Les zones rocheuses intertidales avec des crevasses naturelles sont idéales pour ses tanières et ses zones de nourrissage. Comme elle passe la majeure partie de son temps cachée dans des grottes, son comportement est difficile à observer. La loutre féline évite activement les humains. En réaction à l'activité humaine, elle passe moins de temps sur les côtes et s'éloigne de son terrier durant la journée pour se réfugier dans des anfractuosités inaccessibles[18]. Malgré cette prudence, sa présence dans certains villages de pêcheurs indique une certaine capacité d'adaptation à l'urbanisation[19].
Reproduction
La loutre féline peut être monogame ou polygame, et l'accouplement a lieu en décembre ou janvier. Des portées de deux à cinq loutrons naissent en janvier, février ou mars après une période de gestation de 60 à 70 jours.
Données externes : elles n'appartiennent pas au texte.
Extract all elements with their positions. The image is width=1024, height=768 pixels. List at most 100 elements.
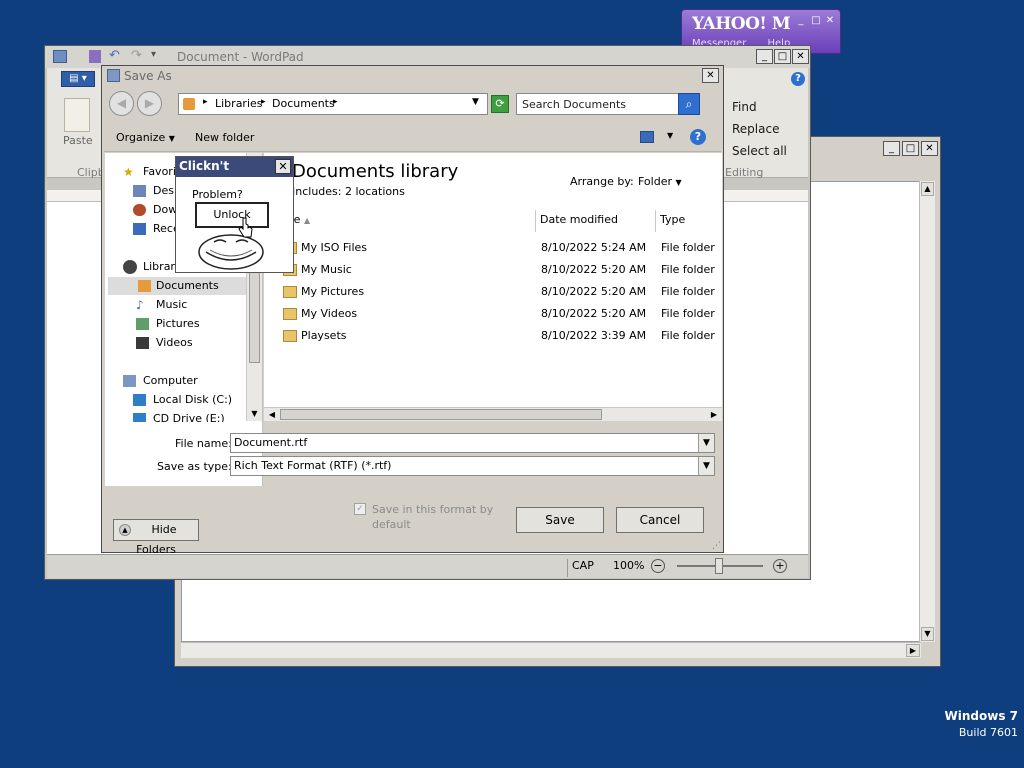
- redo-icon[interactable]: ↷: [131, 48, 142, 63]
- nav-cd-drive[interactable]: CD Drive (E:): [131, 410, 225, 422]
- horizontal-scrollbar[interactable]: ▶: [181, 642, 921, 658]
- file-name-dropdown-icon[interactable]: ▼: [698, 434, 714, 452]
- list-item[interactable]: My Music: [283, 259, 521, 281]
- close-icon[interactable]: ✕: [921, 141, 938, 156]
- videos-icon: [136, 337, 149, 349]
- arrange-by-label: Arrange by:: [570, 175, 634, 188]
- clicknt-popup[interactable]: Clickn't ✕ Problem? Unlock: [175, 156, 294, 273]
- save-as-dialog[interactable]: Save As ✕ ◀ ▶ ▸ Libraries ▸ Documents ▸ …: [101, 65, 724, 556]
- dialog-titlebar[interactable]: Save As ✕: [102, 66, 723, 86]
- hide-folders-button[interactable]: ▲ Hide Folders: [113, 519, 199, 556]
- cancel-button[interactable]: Cancel: [616, 507, 704, 533]
- list-item-date: 8/10/2022 5:20 AM: [541, 263, 647, 276]
- list-item[interactable]: Playsets: [283, 325, 521, 347]
- organize-button[interactable]: Organize ▼: [116, 131, 175, 144]
- search-icon[interactable]: ⌕: [678, 93, 700, 115]
- nav-computer[interactable]: Computer: [121, 372, 198, 390]
- column-header-type[interactable]: Type: [656, 210, 722, 232]
- nav-videos[interactable]: Videos: [134, 334, 193, 352]
- file-list-pane[interactable]: Documents library Includes: 2 locations …: [264, 153, 722, 421]
- scroll-right-icon[interactable]: ▶: [707, 408, 721, 421]
- horizontal-scroll-thumb[interactable]: [280, 409, 602, 420]
- select-all-button[interactable]: Select all: [732, 144, 787, 158]
- forward-button[interactable]: ▶: [137, 91, 162, 116]
- new-folder-button[interactable]: New folder: [195, 131, 254, 144]
- maximize-icon[interactable]: □: [809, 16, 823, 28]
- nav-local-disk[interactable]: Local Disk (C:): [131, 391, 232, 409]
- help-icon[interactable]: ?: [791, 72, 805, 86]
- resize-grip-icon[interactable]: ⋰: [712, 541, 721, 551]
- sort-ascending-icon: ▲: [303, 216, 311, 225]
- file-name-label: File name:: [175, 437, 232, 450]
- view-options-icon[interactable]: [640, 131, 654, 143]
- minimize-icon[interactable]: _: [883, 141, 900, 156]
- search-placeholder: Search Documents: [522, 98, 627, 111]
- save-icon[interactable]: [89, 50, 101, 63]
- cd-drive-icon: [133, 413, 146, 422]
- find-button[interactable]: Find: [732, 100, 757, 114]
- column-header-name[interactable]: Name ▲: [264, 210, 536, 232]
- quick-access-dropdown-icon[interactable]: ▾: [151, 49, 156, 60]
- save-button[interactable]: Save: [516, 507, 604, 533]
- paste-button[interactable]: Paste: [63, 134, 93, 147]
- close-icon[interactable]: ✕: [275, 159, 291, 174]
- address-bar[interactable]: ▸ Libraries ▸ Documents ▸ ▼: [178, 93, 488, 115]
- vertical-scrollbar[interactable]: ▲ ▼: [919, 181, 935, 642]
- list-item-type: File folder: [661, 241, 715, 254]
- undo-icon[interactable]: ↶: [109, 48, 120, 63]
- save-format-checkbox[interactable]: ✓: [354, 503, 366, 515]
- arrange-by-dropdown[interactable]: Folder ▼: [638, 175, 682, 188]
- refresh-icon[interactable]: ⟳: [491, 95, 509, 113]
- problem-label: Problem?: [192, 188, 243, 201]
- nav-documents[interactable]: Documents: [108, 277, 246, 295]
- help-icon[interactable]: ?: [690, 129, 706, 145]
- breadcrumb-libraries[interactable]: Libraries: [215, 97, 263, 110]
- breadcrumb-separator-icon: ▸: [203, 97, 208, 107]
- list-item-date: 8/10/2022 5:20 AM: [541, 285, 647, 298]
- list-item[interactable]: My Videos: [283, 303, 521, 325]
- address-dropdown-icon[interactable]: ▼: [472, 97, 479, 107]
- save-type-select[interactable]: Rich Text Format (RTF) (*.rtf) ▼: [230, 456, 715, 476]
- horizontal-scrollbar[interactable]: ◀ ▶: [264, 407, 722, 421]
- minimize-icon[interactable]: _: [756, 49, 773, 64]
- close-icon[interactable]: ✕: [792, 49, 809, 64]
- popup-titlebar[interactable]: Clickn't ✕: [176, 157, 293, 177]
- breadcrumb-documents[interactable]: Documents: [272, 97, 335, 110]
- computer-icon: [123, 375, 136, 387]
- scroll-down-icon[interactable]: ▼: [921, 627, 934, 641]
- scroll-up-icon[interactable]: ▲: [921, 182, 934, 196]
- nav-pictures[interactable]: Pictures: [134, 315, 200, 333]
- libraries-icon: [123, 260, 137, 274]
- column-header-date[interactable]: Date modified: [536, 210, 656, 232]
- music-icon: ♪: [136, 298, 144, 312]
- scroll-right-icon[interactable]: ▶: [906, 644, 920, 657]
- search-box[interactable]: Search Documents ⌕: [516, 93, 700, 115]
- zoom-in-icon[interactable]: +: [773, 559, 787, 573]
- close-icon[interactable]: ✕: [702, 68, 719, 83]
- save-type-dropdown-icon[interactable]: ▼: [698, 457, 714, 475]
- unlock-button[interactable]: Unlock: [195, 202, 269, 228]
- scroll-left-icon[interactable]: ◀: [265, 408, 279, 421]
- replace-button[interactable]: Replace: [732, 122, 779, 136]
- scroll-down-icon[interactable]: ▼: [247, 407, 262, 421]
- dialog-app-icon: [107, 69, 120, 82]
- zoom-slider-thumb[interactable]: [715, 558, 723, 574]
- maximize-icon[interactable]: □: [774, 49, 791, 64]
- file-name-field[interactable]: Document.rtf ▼: [230, 433, 715, 453]
- app-menu-button[interactable]: ▤ ▾: [61, 71, 95, 87]
- back-button[interactable]: ◀: [109, 91, 134, 116]
- maximize-icon[interactable]: □: [902, 141, 919, 156]
- pictures-icon: [136, 318, 149, 330]
- list-item[interactable]: My Pictures: [283, 281, 521, 303]
- nav-music[interactable]: ♪ Music: [134, 296, 187, 314]
- paste-icon[interactable]: [64, 98, 90, 132]
- organize-dropdown-icon: ▼: [168, 134, 175, 143]
- list-item[interactable]: My ISO Files: [283, 237, 721, 259]
- library-subtitle: Includes: 2 locations: [292, 185, 405, 198]
- minimize-icon[interactable]: _: [794, 16, 808, 28]
- close-icon[interactable]: ✕: [823, 16, 837, 28]
- caps-lock-indicator: CAP: [567, 559, 594, 577]
- save-type-label: Save as type:: [157, 460, 232, 473]
- zoom-out-icon[interactable]: −: [651, 559, 665, 573]
- view-dropdown-icon[interactable]: ▼: [667, 131, 673, 140]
Les petits restent avec leur mère pour environ 10 mois de soins parentaux. On peut parfois les voir sur le ventre de leur mère alors qu'elle nage sur le dos, un comportement similaire à celui de la loutre de mer. Les parents apportent de la nourriture aux petits et leur apprennent à chasser.
Alimentation
Des études ont montré des variations latitudinales dans le régime alimentaire et les périodes de plongée. Dans le sud du Chili, elles se nourrissent principalement de poissons, tandis que dans le nord, elles consomment surtout des crustacés et des mollusques[20]. Sur l'Isla La Vieja au Pérou, elles s'attaqueraient régulièrement à une colonie de puffinures de Garnot[21]. En 2009, un individu a été observé chassant un poussin de Brassemer de Patagonie à Puñihuil[21]. L'espèce fait preuve d'un comportement alimentaire opportuniste, consommant parfois de petits mammifères et même les fruits de plantes comme Greigia sphacelata ou Fascicularia bicolor[21].
Menaces
L'activité humaine sur les côtes perturbe les loutres félines. L'introduction d'animaux domestiques peut déranger leurs tanières et exposer les populations à des maladies[18]. Elles peuvent également se retrouver piégées dans des filets de pêche et se noyer[21]. Des microplastiques ont été retrouvés dans leurs excréments[22]. Les effets de ces microplastiques sur les mammifères marins restent encore flous.
Compétition et prédation
Les goélands et les otaries à crinière peuvent entrer en compétition avec la loutre féline pour les proies, ces dernières étant même connues pour attaquer les loutres[21]. Les orques et les requins sont des prédateurs présumés, bien qu'aucune attaque directe n'ait été observée[21].
Parasites
L'espèce est sensible à l'infection par Toxoplasma gondii le long des côtes chiliennes[23]. Cependant, la Séroprévalence y est plus faible que chez d'autres mustélidés comme la Loutre du Chili ou le Vison d'Amérique, probablement en raison de l'aridité de l'environnement[23]. Des nématodes et des acanthocéphales sont également des endoparasites connus de l'espèce[21].
Statut de conservation
Les loutres félines sont rares et protégées par les lois péruviennes, chiliennes et argentines[17]. Par le passé, elles ont été intensivement chassées pour leur fourrure et en raison d'une prétendue compétition avec les pêcheries. La chasse les a fait disparaître de la majeure partie de l'Argentine et des îles Malouines. Le braconnage reste un problème d'une ampleur inconnue.
On ignore combien d'individus subsistent à l'état sauvage. L'espèce a été inscrite à l'Annexe I de la CITES en 1976[24] et est considérée comme en danger selon l’UICN[25].